Cortaderia selloana, commonly called pampas grass, is native to Brazil, Argentina and Chile. It was planted around the world in Victorian times, and today is considered to be one of the most popular of the ornamental grasses. This is a tough, large grass that forms dense, substantial clumps (tussocks) featuring arching, finely serrated, narrow green leaves that are topped in fall by huge, feathery, silvery white plumes. It was first introduced into the U. S. in 1848, and for many years now has been grown as an ornamental plant in certain southern and western parts of the U.S. It has also been grown commercially for harvest of its large flower plumes for use in dried arrangements. Leaf blades are extremely sharp. The leaves may reach 6-8’ in length. Flower plumes (1-3’ long) may rise to 10-12’ tall on erect stems. Silvery white plumes (sometimes with traces of pink) are more impressive on female plants than on male plants. Winter hardy to USDA Zones 8-10 where it is best grown in dry to medium moisture, well-drained soils in full sun. Tolerates light shade. Tolerates drought once established. Where winter hardy, this is a large ornamental grass for large landscapes. Excellent specimen. Background plant for borders. Screen. Plumes may be cut and dried for use in indoor flower arrangements.
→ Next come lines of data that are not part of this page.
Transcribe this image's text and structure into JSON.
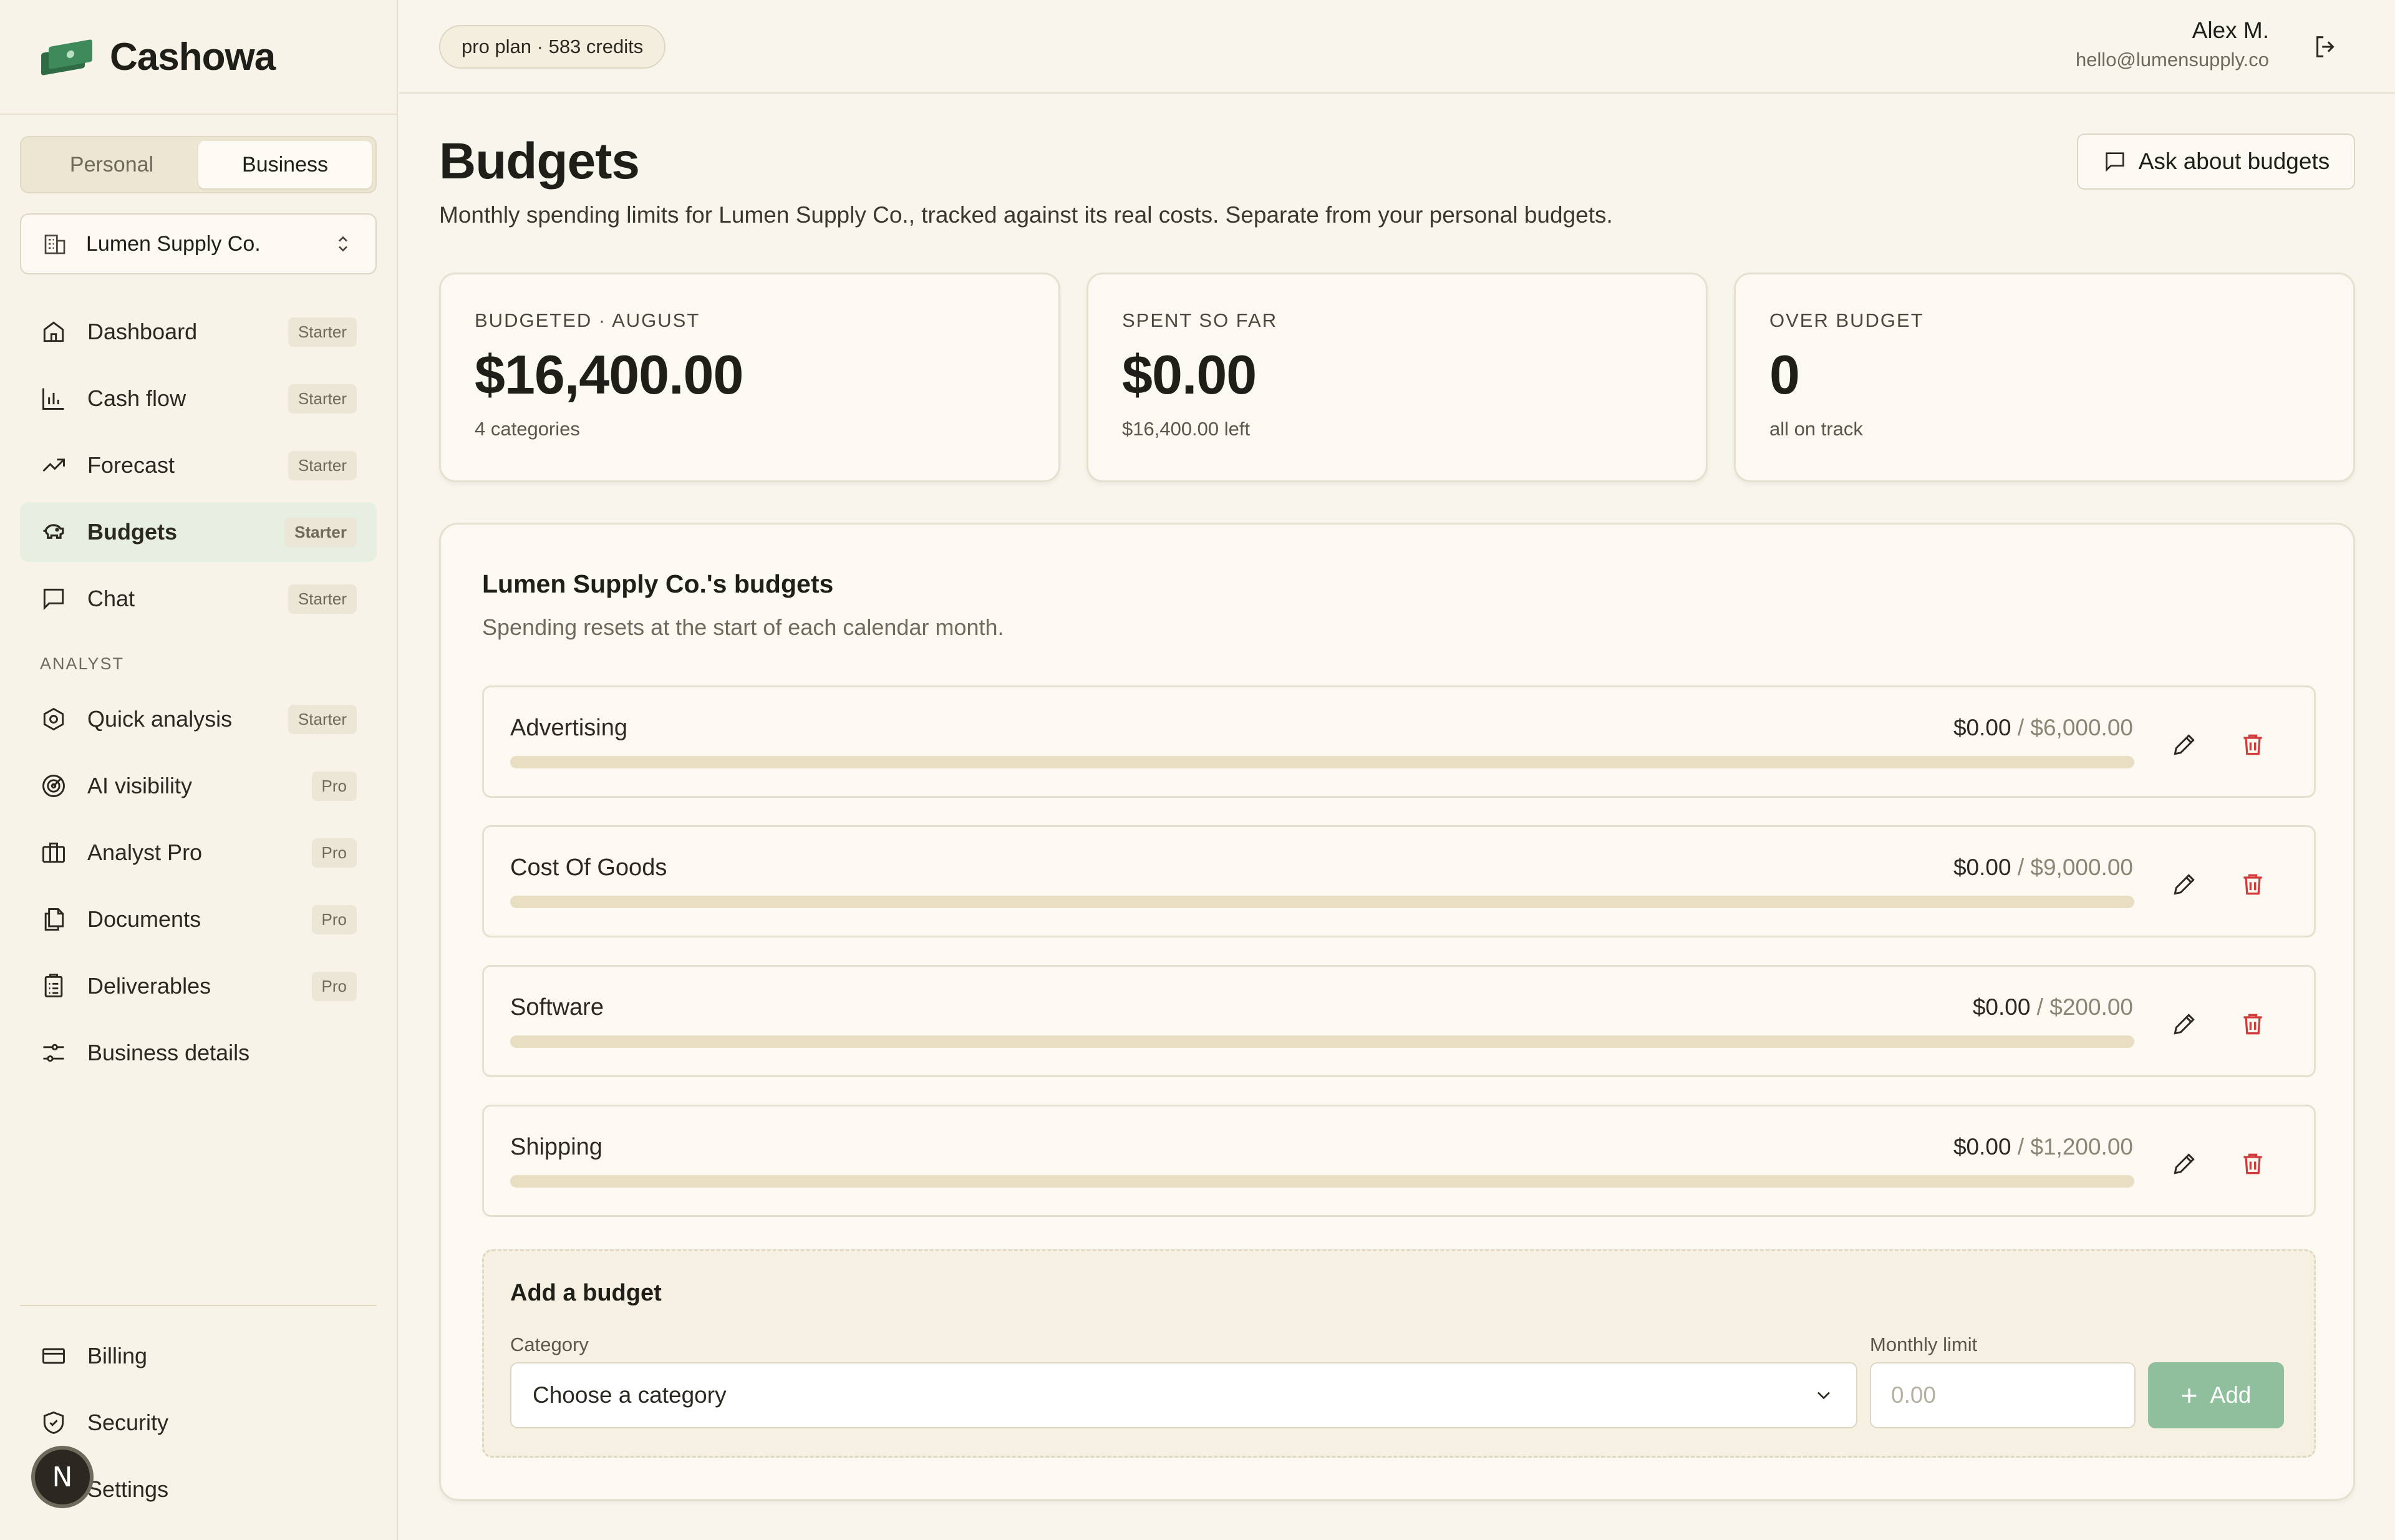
{
  "app": {
    "name": "Cashowa"
  },
  "mode_toggle": {
    "options": [
      "Personal",
      "Business"
    ],
    "selected": "Business"
  },
  "business_selector": {
    "value": "Lumen Supply Co."
  },
  "nav": {
    "main": [
      {
        "label": "Dashboard",
        "badge": "Starter",
        "icon": "home-icon"
      },
      {
        "label": "Cash flow",
        "badge": "Starter",
        "icon": "bar-chart-icon"
      },
      {
        "label": "Forecast",
        "badge": "Starter",
        "icon": "trend-up-icon"
      },
      {
        "label": "Budgets",
        "badge": "Starter",
        "icon": "piggy-bank-icon",
        "active": true
      },
      {
        "label": "Chat",
        "badge": "Starter",
        "icon": "chat-icon"
      }
    ],
    "analyst_label": "ANALYST",
    "analyst": [
      {
        "label": "Quick analysis",
        "badge": "Starter",
        "icon": "hexagon-icon"
      },
      {
        "label": "AI visibility",
        "badge": "Pro",
        "icon": "target-icon"
      },
      {
        "label": "Analyst Pro",
        "badge": "Pro",
        "icon": "briefcase-icon"
      },
      {
        "label": "Documents",
        "badge": "Pro",
        "icon": "documents-icon"
      },
      {
        "label": "Deliverables",
        "badge": "Pro",
        "icon": "clipboard-icon"
      },
      {
        "label": "Business details",
        "badge": "",
        "icon": "sliders-icon"
      }
    ],
    "bottom": [
      {
        "label": "Billing",
        "icon": "credit-card-icon"
      },
      {
        "label": "Security",
        "icon": "shield-icon"
      },
      {
        "label": "Settings",
        "icon": "gear-icon"
      }
    ]
  },
  "avatar": {
    "initial": "N"
  },
  "topbar": {
    "plan": "pro plan · 583 credits",
    "user_name": "Alex M.",
    "user_email": "hello@lumensupply.co"
  },
  "page": {
    "title": "Budgets",
    "subtitle": "Monthly spending limits for Lumen Supply Co., tracked against its real costs. Separate from your personal budgets.",
    "ask_button": "Ask about budgets"
  },
  "stats": [
    {
      "label": "BUDGETED · AUGUST",
      "value": "$16,400.00",
      "sub": "4 categories"
    },
    {
      "label": "SPENT SO FAR",
      "value": "$0.00",
      "sub": "$16,400.00 left"
    },
    {
      "label": "OVER BUDGET",
      "value": "0",
      "sub": "all on track"
    }
  ],
  "budgets": {
    "title": "Lumen Supply Co.'s budgets",
    "subtitle": "Spending resets at the start of each calendar month.",
    "separator": " / ",
    "items": [
      {
        "category": "Advertising",
        "spent": "$0.00",
        "limit": "$6,000.00",
        "progress": 0
      },
      {
        "category": "Cost Of Goods",
        "spent": "$0.00",
        "limit": "$9,000.00",
        "progress": 0
      },
      {
        "category": "Software",
        "spent": "$0.00",
        "limit": "$200.00",
        "progress": 0
      },
      {
        "category": "Shipping",
        "spent": "$0.00",
        "limit": "$1,200.00",
        "progress": 0
      }
    ]
  },
  "add_budget": {
    "title": "Add a budget",
    "category_label": "Category",
    "category_value": "Choose a category",
    "limit_label": "Monthly limit",
    "limit_placeholder": "0.00",
    "add_label": "Add"
  },
  "colors": {
    "background": "#f8f5ec",
    "accent_green": "#8fbf9d",
    "active_nav": "#e7eee2",
    "delete_red": "#d33a3a",
    "progress_track": "#e8dec2"
  }
}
Growing Instructions for Pampas Grass
- The seeds like moist, well-drained soil. Use a sterile seed starter mix, if available. It prevents soil fungi from damaging the seeds and the seedlings. If not available, then make a mixture of half potting soil and half sand, perlite or vermiculite. 2. Put the soil in a pot. 3. Water the soil so that it is moist but not wet. 4. Sow the seeds on the soil and gently press the seeds in. 5. Place the pots in an area with warm temperatures in full sun or part shade. 6. When the seedlings are a few inches tall, they can be transplanted.